2. When newcomers have friendly interactions with existing community members soon after joining a community, they will be more likely to stay and contribute more.
3. Encouraging newcomers to reveal themselves publicly in profiles or ‘introduction threads’ gives existing group members a basis for conversation with newcomers that therefore should increase interaction between old timers and newcomers.
4. Assigning the responsibilities of having friendly interactions with newcomers to particular community members increases the frequency of these interactions.
5. Explicitly discouraging hostility towards newcomers who make mistakes can promote friendly initial interactions between newcomers and old-timers.
Socialization
1. By using formal, sequential and collective socialization tactics, new members are likely to become more committed to the community, learn how to behave in it and contribute more. Description of select organizational socialization tactics for communities:
- Formal: Newcomers are segregated from other organizational members and put through experiences tailored to newcomers.

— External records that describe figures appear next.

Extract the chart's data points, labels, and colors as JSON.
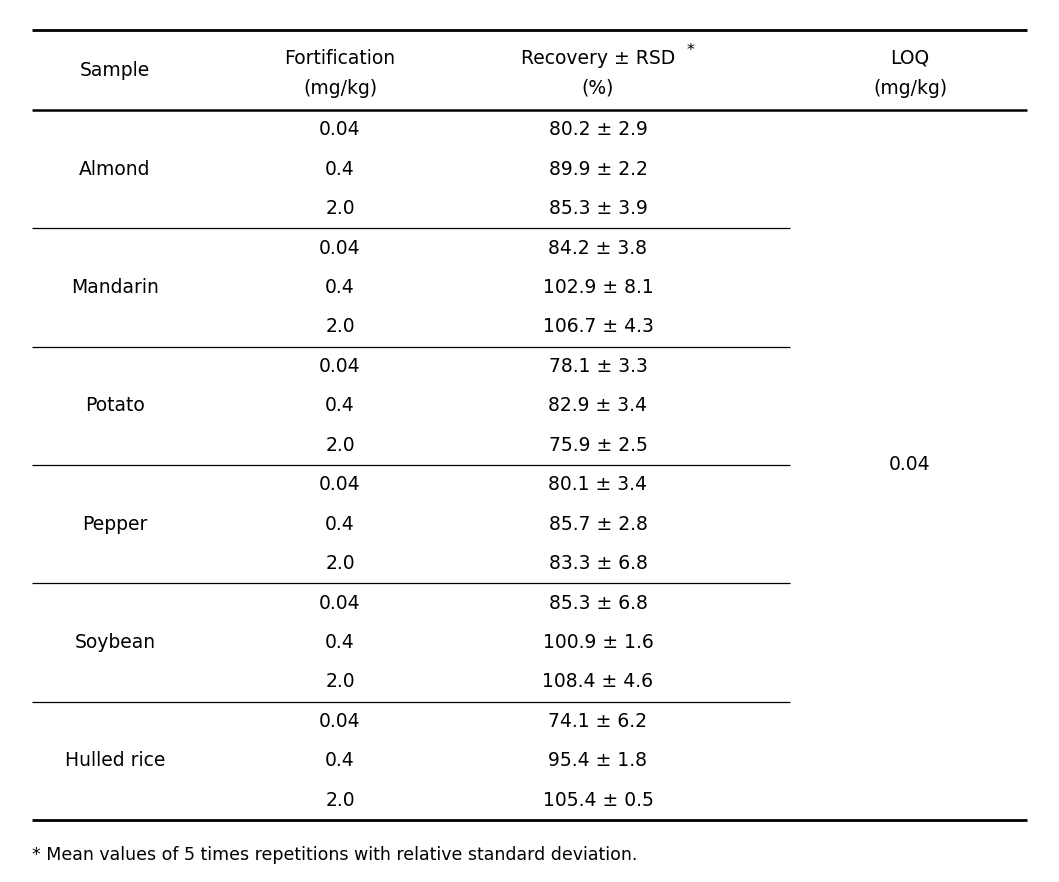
{
  "samples": [
    {
      "name": "Almond",
      "rows": [
        {
          "fort": "0.04",
          "recovery": "80.2 ± 2.9"
        },
        {
          "fort": "0.4",
          "recovery": "89.9 ± 2.2"
        },
        {
          "fort": "2.0",
          "recovery": "85.3 ± 3.9"
        }
      ]
    },
    {
      "name": "Mandarin",
      "rows": [
        {
          "fort": "0.04",
          "recovery": "84.2 ± 3.8"
        },
        {
          "fort": "0.4",
          "recovery": "102.9 ± 8.1"
        },
        {
          "fort": "2.0",
          "recovery": "106.7 ± 4.3"
        }
      ]
    },
    {
      "name": "Potato",
      "rows": [
        {
          "fort": "0.04",
          "recovery": "78.1 ± 3.3"
        },
        {
          "fort": "0.4",
          "recovery": "82.9 ± 3.4"
        },
        {
          "fort": "2.0",
          "recovery": "75.9 ± 2.5"
        }
      ]
    },
    {
      "name": "Pepper",
      "rows": [
        {
          "fort": "0.04",
          "recovery": "80.1 ± 3.4"
        },
        {
          "fort": "0.4",
          "recovery": "85.7 ± 2.8"
        },
        {
          "fort": "2.0",
          "recovery": "83.3 ± 6.8"
        }
      ]
    },
    {
      "name": "Soybean",
      "rows": [
        {
          "fort": "0.04",
          "recovery": "85.3 ± 6.8"
        },
        {
          "fort": "0.4",
          "recovery": "100.9 ± 1.6"
        },
        {
          "fort": "2.0",
          "recovery": "108.4 ± 4.6"
        }
      ]
    },
    {
      "name": "Hulled rice",
      "rows": [
        {
          "fort": "0.04",
          "recovery": "74.1 ± 6.2"
        },
        {
          "fort": "0.4",
          "recovery": "95.4 ± 1.8"
        },
        {
          "fort": "2.0",
          "recovery": "105.4 ± 0.5"
        }
      ]
    }
  ],
  "loq_value": "0.04",
  "footnote": "* Mean values of 5 times repetitions with relative standard deviation.",
  "bg_color": "#ffffff",
  "text_color": "#000000",
  "line_color": "#000000",
  "font_size": 13.5
}
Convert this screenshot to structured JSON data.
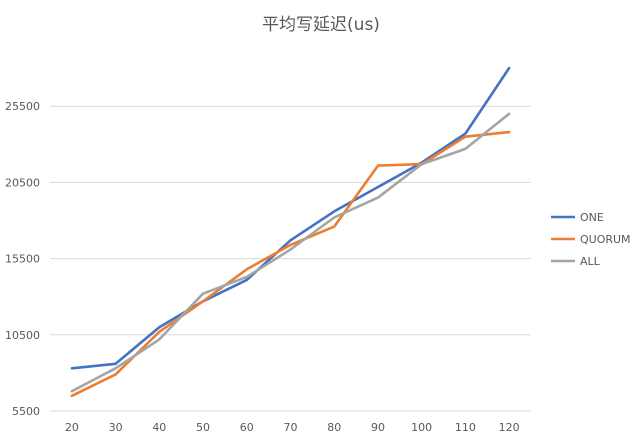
{
  "chart_data": {
    "type": "line",
    "title": "平均写延迟(us)",
    "xlabel": "",
    "ylabel": "",
    "categories": [
      "20",
      "30",
      "40",
      "50",
      "60",
      "70",
      "80",
      "90",
      "100",
      "110",
      "120"
    ],
    "yticks": [
      5500,
      10500,
      15500,
      20500,
      25500
    ],
    "yticklabels": [
      "5500",
      "10500",
      "15500",
      "20500",
      "25500"
    ],
    "ylim": [
      5500,
      30500
    ],
    "grid": true,
    "legend_position": "right",
    "series": [
      {
        "name": "ONE",
        "color": "#4472c4",
        "values": [
          8300,
          8600,
          11000,
          12700,
          14100,
          16700,
          18600,
          20200,
          21800,
          23700,
          28000
        ]
      },
      {
        "name": "QUORUM",
        "color": "#ed7d31",
        "values": [
          6500,
          7900,
          10700,
          12700,
          14800,
          16400,
          17600,
          21600,
          21700,
          23500,
          23800
        ]
      },
      {
        "name": "ALL",
        "color": "#a5a5a5",
        "values": [
          6800,
          8300,
          10200,
          13200,
          14300,
          16100,
          18200,
          19500,
          21700,
          22700,
          25000
        ]
      }
    ]
  }
}
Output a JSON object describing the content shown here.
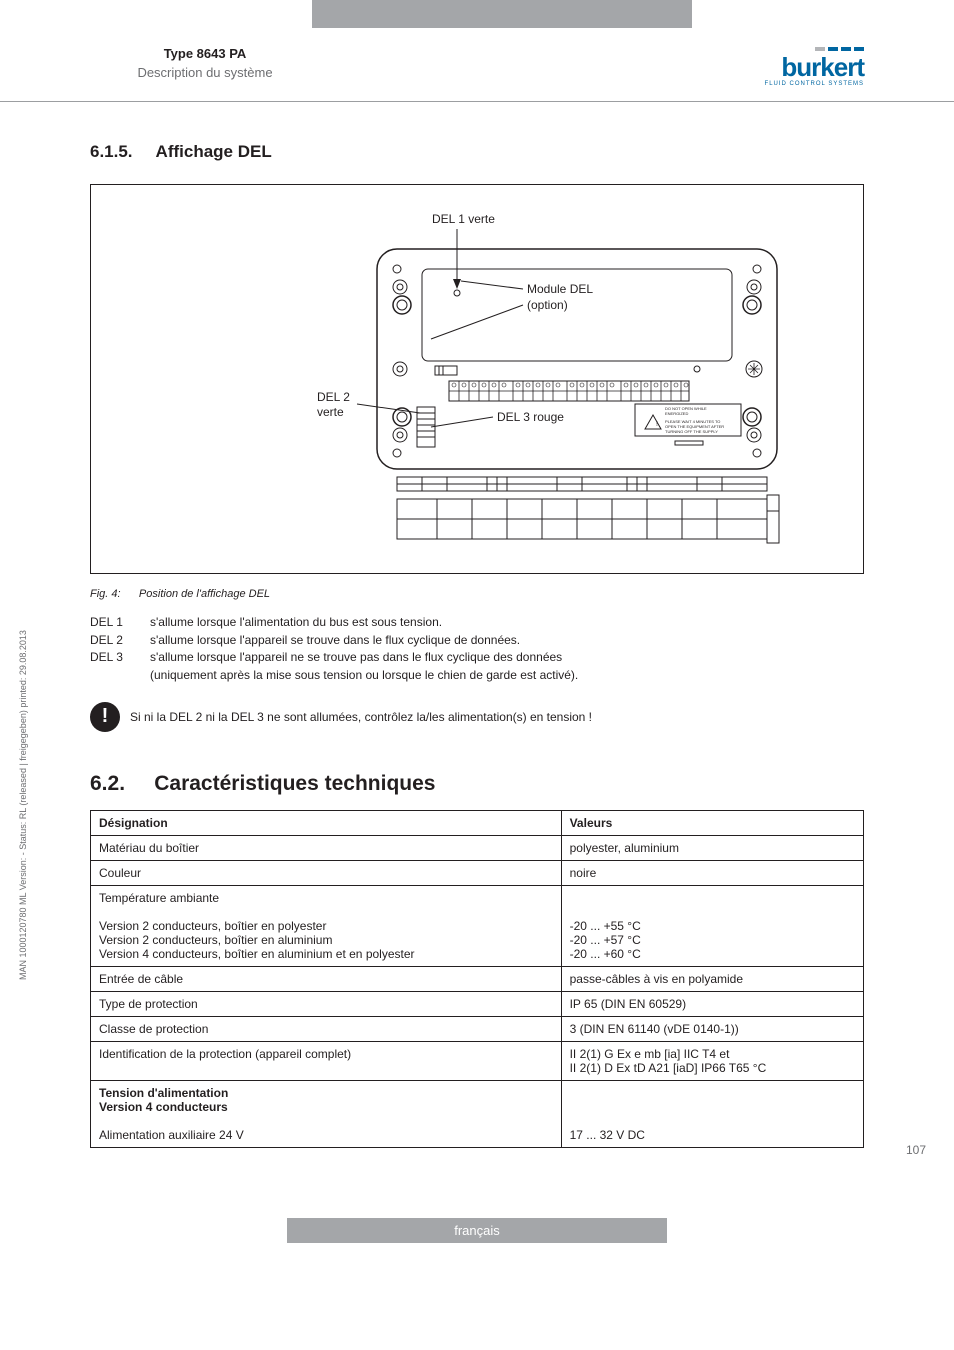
{
  "header": {
    "type_line": "Type 8643 PA",
    "desc_line": "Description du système",
    "logo_text": "burkert",
    "logo_sub": "FLUID CONTROL SYSTEMS",
    "stripe_colors": [
      "#b3b5b8",
      "#0066a1",
      "#0066a1",
      "#0066a1"
    ]
  },
  "section_615": {
    "number": "6.1.5.",
    "title": "Affichage DEL"
  },
  "figure": {
    "label_del1": "DEL 1 verte",
    "label_module": "Module DEL",
    "label_module2": "(option)",
    "label_del2_a": "DEL 2",
    "label_del2_b": "verte",
    "label_del3": "DEL 3 rouge",
    "warn1": "DO NOT OPEN WHILE",
    "warn2": "ENERGIZED",
    "warn3": "PLEASE WAIT 4 MINUTES TO",
    "warn4": "OPEN THE EQUIPMENT AFTER",
    "warn5": "TURNING OFF THE SUPPLY",
    "caption_prefix": "Fig. 4:",
    "caption_text": "Position de l'affichage DEL"
  },
  "del_list": {
    "r1_lbl": "DEL 1",
    "r1_txt": "s'allume lorsque l'alimentation du bus est sous tension.",
    "r2_lbl": "DEL 2",
    "r2_txt": "s'allume lorsque l'appareil se trouve dans le flux cyclique de données.",
    "r3_lbl": "DEL 3",
    "r3_txt": "s'allume lorsque l'appareil ne se trouve pas dans le flux cyclique des données",
    "r3_txt2": "(uniquement après la mise sous tension ou lorsque le chien de garde est activé)."
  },
  "note": {
    "icon": "!",
    "text": "Si ni la DEL 2 ni la DEL 3 ne sont allumées, contrôlez la/les alimentation(s) en tension !"
  },
  "section_62": {
    "number": "6.2.",
    "title": "Caractéristiques techniques"
  },
  "spec_table": {
    "h1": "Désignation",
    "h2": "Valeurs",
    "rows": [
      {
        "d": "Matériau du boîtier",
        "v": "polyester, aluminium"
      },
      {
        "d": "Couleur",
        "v": "noire"
      },
      {
        "d": "Température ambiante\n\nVersion 2 conducteurs, boîtier en polyester\nVersion 2 conducteurs, boîtier en aluminium\nVersion 4 conducteurs, boîtier en aluminium et en polyester",
        "v": "\n\n-20 ... +55 °C\n-20 ... +57 °C\n-20 ... +60 °C"
      },
      {
        "d": "Entrée de câble",
        "v": "passe-câbles à vis en polyamide"
      },
      {
        "d": "Type de protection",
        "v": "IP 65 (DIN EN 60529)"
      },
      {
        "d": "Classe de protection",
        "v": "3 (DIN EN 61140 (vDE 0140-1))"
      },
      {
        "d": "Identification de la protection (appareil complet)",
        "v": "II 2(1) G Ex e mb [ia] IIC T4 et\nII 2(1) D Ex tD A21 [iaD] IP66 T65 °C"
      }
    ],
    "last_d1": "Tension d'alimentation",
    "last_d2": "Version 4 conducteurs",
    "last_d3": "Alimentation auxiliaire 24 V",
    "last_v": "17 ... 32 V DC"
  },
  "sidebar": "MAN 1000120780 ML Version: - Status: RL (released | freigegeben) printed: 29.08.2013",
  "page_number": "107",
  "footer": "français",
  "colors": {
    "gray_block": "#a4a6a9",
    "rule": "#9c9ea1",
    "text": "#231f20",
    "muted": "#6d6e71",
    "brand": "#0066a1"
  }
}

- Sequential: Newcomers are given a clear sequence of experiences or stages they will go through.
- Collective: Newcomers go through a common set of experiences designed to produce standardized responses to situations.
2. When old-timers provide newcomers formal mentorship the newcomers will become more committed to the community, learn how to behave in it and contribute more.
Protection1. Sandboxes both speed up the learning process for newcomers and reduce the harm to the community they might otherwise cause. Sandboxes are safe, isolated areas for exploration and skill development.
2. Progressive access controls reduce the harm a newcomer can do to a community while learning the ropes.